Much has changed since then. De Beers can no longer control the market. Though it is the biggest producer by value, it accounts for only a third of global sales, down from 45 percent in 2007. It faces many uncertainties, from synthetic diamonds to changing relationships with polishers and cutters. Its loosening grip is reflected in increased volatility: its sales fell 34 percent in 2015, before bouncing back by 30 percent last year. Meanwhile the source of the demand that drives sales — the link between diamonds and love — looks weaker than it used to.

But one forecast seems solid: there will be fewer new diamonds. De Beers seeks new places to mine, but has slashed its exploration budget. The supply of new diamonds is expected to peak in the next few years, before beginning a slow decline.

Speculation that diamonds might be found in Canada dates from the 19th century, when gems were found studded through the American Midwest. In 1888, the year Cecil Rhodes founded De Beers in South Africa, a 22-carat stone was unearthed near Milwaukee. Glaciers, it was posited in 1899, might have carried the diamonds south. It was decades before exploration took off.

De Beers began quietly scouring Canada in the 1960s, but it was not until 1991 that BHP, one of its rivals, found kimberlite, an igneous rock, with enough diamonds to merit a mine.

The objects of these frenzied searches have intrinsic value for scientists. But diamonds' principal value has nothing to do with science. In September, Cutifani reminded Gahcho Kué's visitors that the ancient Greeks regarded diamonds as the tears of the gods. Their modern status, though, is a corporate creation, a story inextricably linked with that of De Beers itself.
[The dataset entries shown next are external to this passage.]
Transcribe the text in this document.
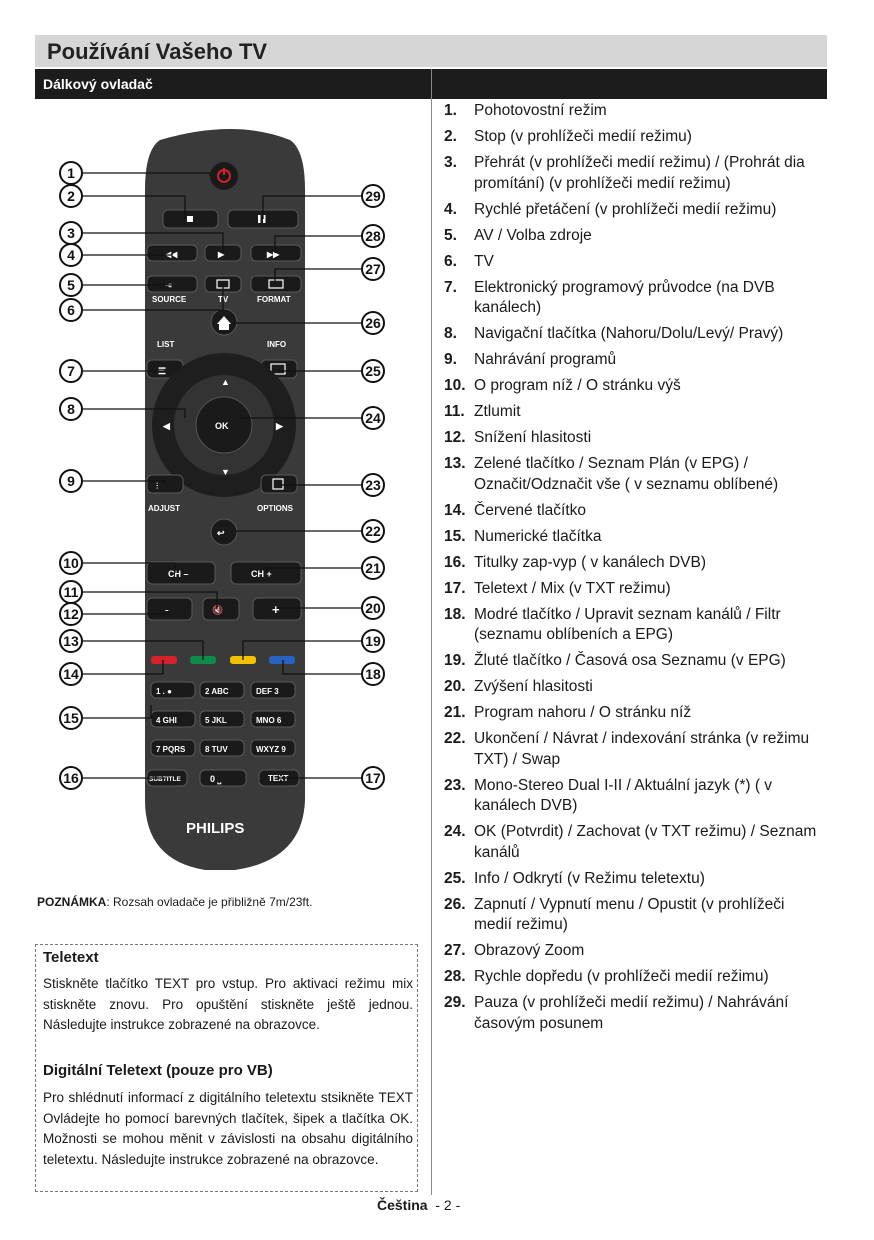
Používání Vašeho TV
Dálkový ovladač
◀◀	▶	▶▶
⇥
SOURCE	TV	FORMAT
LIST	INFO
☰
▲
▼
◀	▶
OK
⫶
ADJUST	OPTIONS
↩
CH –	CH +
–	🔇	+
1 . ●	2 ABC	DEF 3
4 GHI	5 JKL	MNO 6
7 PQRS 8 TUV	WXYZ 9
SUBTITLE	0 ⎵	TEXT
PHILIPS
1
2
3
4
5
6
7
8
9
10
11
12
13
14
15
16
29
28
27
26
25
24
23
22
21
20
19
18
17
POZNÁMKA: Rozsah ovladače je přibližně 7m/23ft.
Teletext

Stiskněte tlačítko TEXT pro vstup. Pro aktivaci režimu mix stiskněte znovu. Pro opuštění stiskněte ještě jednou. Následujte instrukce zobrazené na obrazovce.

Digitální Teletext (pouze pro VB)

Pro shlédnutí informací z digitálního teletextu stsikněte TEXT Ovládejte ho pomocí barevných tlačítek, šipek a tlačítka OK. Možnosti se mohou měnit v závislosti na obsahu digitálního teletextu. Následujte instrukce zobrazené na obrazovce.

1. Pohotovostní režim
2. Stop (v prohlížeči medií režimu)
3. Přehrát (v prohlížeči medií režimu) / (Prohrát dia promítání) (v prohlížeči medií režimu)
4. Rychlé přetáčení (v prohlížeči medií režimu)
5. AV / Volba zdroje
6. TV
7. Elektronický programový průvodce (na DVB kanálech)
8. Navigační tlačítka (Nahoru/Dolu/Levý/ Pravý)
9. Nahrávání programů
10. O program níž / O stránku výš
11. Ztlumit
12. Snížení hlasitosti
13. Zelené tlačítko / Seznam Plán (v EPG) / Označit/Odznačit vše ( v seznamu oblíbené)
14. Červené tlačítko
15. Numerické tlačítka
16. Titulky zap-vyp ( v kanálech DVB)
17. Teletext / Mix (v TXT režimu)
18. Modré tlačítko / Upravit seznam kanálů / Filtr (seznamu oblíbeních a EPG)
19. Žluté tlačítko / Časová osa Seznamu (v EPG)
20. Zvýšení hlasitosti
21. Program nahoru / O stránku níž
22. Ukončení / Návrat / indexování stránka (v režimu TXT) / Swap
23. Mono-Stereo Dual I-II / Aktuální jazyk (*) ( v kanálech DVB)
24. OK (Potvrdit) / Zachovat (v TXT režimu) / Seznam kanálů
25. Info / Odkrytí (v Režimu teletextu)
26. Zapnutí / Vypnutí menu / Opustit (v prohlížeči medií režimu)
27. Obrazový Zoom
28. Rychle dopředu (v prohlížeči medií režimu)
29. Pauza (v prohlížeči medií režimu) / Nahrávání časovým posunem
Čeština - 2 -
Diamonds had been rare before 1866; the South African finds threatened to send prices plunging. Rhodes founded De Beers to consolidate the area's mines and to restrict sales. By his death in 1902, the firm accounted for 90 percent of the world market. More discoveries were made in the 20th century, notably in Siberia in the 1950s, Botswana in the 1960s and Australia in the 1970s. But De Beers kept tight control of supply, both by owning mines and by buying diamonds from others.

That alone would not have turned De Beers into an empire. As essential was its scheme for conjuring up demand. In 1938 the company, then led by the Oppenheimer family, hired advertising agency N.W. Ayer to coax Americans to buy more rocks. It dreamed up the notion that a diamond ring should be an essential display of love and status, its gift a rite of passage.
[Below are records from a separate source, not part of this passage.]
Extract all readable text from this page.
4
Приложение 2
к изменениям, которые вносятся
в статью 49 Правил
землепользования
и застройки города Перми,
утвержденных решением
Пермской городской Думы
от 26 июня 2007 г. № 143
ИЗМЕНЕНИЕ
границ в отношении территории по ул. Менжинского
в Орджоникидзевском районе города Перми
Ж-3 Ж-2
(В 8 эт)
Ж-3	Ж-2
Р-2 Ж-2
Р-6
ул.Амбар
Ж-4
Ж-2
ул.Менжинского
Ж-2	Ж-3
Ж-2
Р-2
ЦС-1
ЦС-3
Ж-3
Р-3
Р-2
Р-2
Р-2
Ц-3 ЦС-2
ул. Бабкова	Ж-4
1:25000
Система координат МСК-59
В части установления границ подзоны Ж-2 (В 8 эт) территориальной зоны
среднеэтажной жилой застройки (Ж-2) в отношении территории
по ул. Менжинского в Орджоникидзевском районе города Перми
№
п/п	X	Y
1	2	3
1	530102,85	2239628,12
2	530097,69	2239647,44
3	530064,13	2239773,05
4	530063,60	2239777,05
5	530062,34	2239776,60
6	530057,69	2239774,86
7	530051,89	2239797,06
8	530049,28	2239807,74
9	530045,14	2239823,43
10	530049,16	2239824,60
The limits of De Beers' power have been revealed in the past two years. Demand slumped in China in late 2014, prompting retailers to buy fewer polished diamonds. Companies that cut and polish stones became weighed down by inventory. But the tools De Beers once used to use to prop up prices were no longer at hand.

A long-term risk looms over the industry: one day young couples may no longer want diamonds at all.
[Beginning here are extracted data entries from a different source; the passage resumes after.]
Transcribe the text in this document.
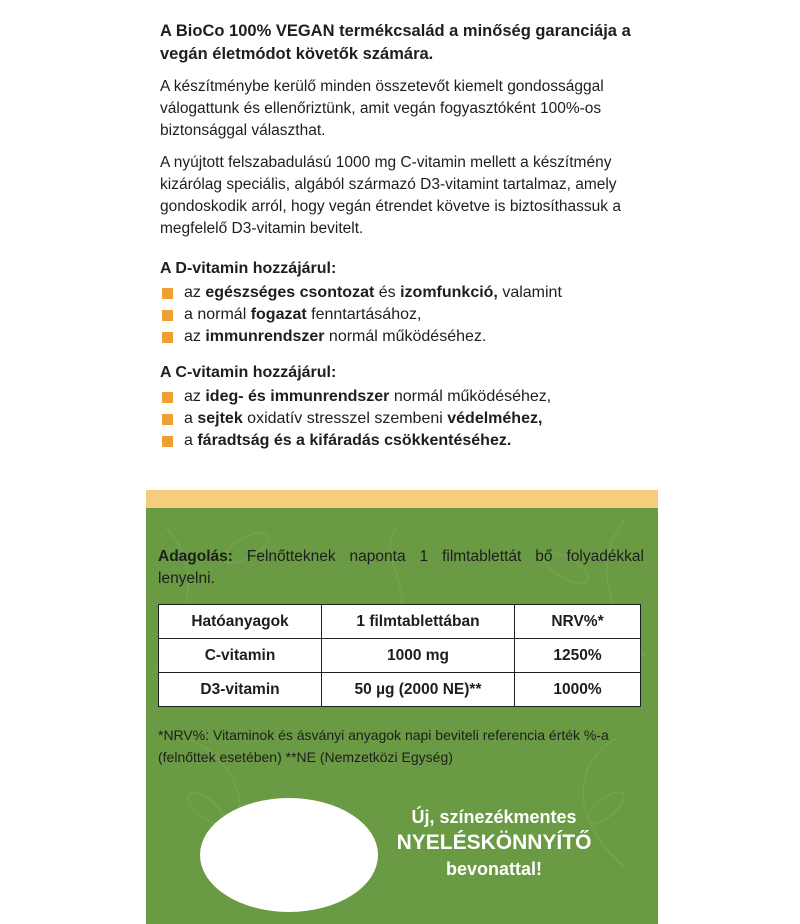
A BioCo 100% VEGAN termékcsalád a minőség garanciája a vegán életmódot követők számára.

A készítménybe kerülő minden összetevőt kiemelt gondossággal válogattunk és ellenőriztünk, amit vegán fogyasztóként 100%-os biztonsággal választhat.

A nyújtott felszabadulású 1000 mg C-vitamin mellett a készítmény kizárólag speciális, algából származó D3-vitamint tartalmaz, amely gondoskodik arról, hogy vegán étrendet követve is biztosíthassuk a megfelelő D3-vitamin bevitelt.

A D-vitamin hozzájárul:
az egészséges csontozat és izomfunkció, valamint
a normál fogazat fenntartásához,
az immunrendszer normál működéséhez.
A C-vitamin hozzájárul:
az ideg- és immunrendszer normál működéséhez,
a sejtek oxidatív stresszel szembeni védelméhez,
a fáradtság és a kifáradás csökkentéséhez.
Adagolás: Felnőtteknek naponta 1 filmtablettát bő folyadékkal lenyelni.
Hatóanyagok	1 filmtablettában	NRV%*
C-vitamin	1000 mg	1250%
D3-vitamin	50 µg (2000 NE)**	1000%
*NRV%: Vitaminok és ásványi anyagok napi beviteli referencia érték %-a (felnőttek esetében) **NE (Nemzetközi Egység)
Új, színezékmentes
NYELÉSKÖNNYÍTŐ
bevonattal!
De Beers is now focused on expanding existing mines, not building new ones. New technologies may help liberate more diamonds from kimberlite more efficiently. Even so, Bain estimates, production will peak in 2019. Supplies of new diamonds will then start to fall, sinking by 1 to 2 percent each year until 2030.

For now, aircraft shuttle staff to Gahcho Kué, dropping off miners to work for two-week stretches. No workers touch the diamonds with bare hands. Only a few see the gems before they are sent off by plane to be valued. Rob Coolen, who oversees the ice road, said, "Occasionally you see one and it's just gorgeous."

The mine is expected to reach full production in March. By 2030, its diamonds extracted, it will close.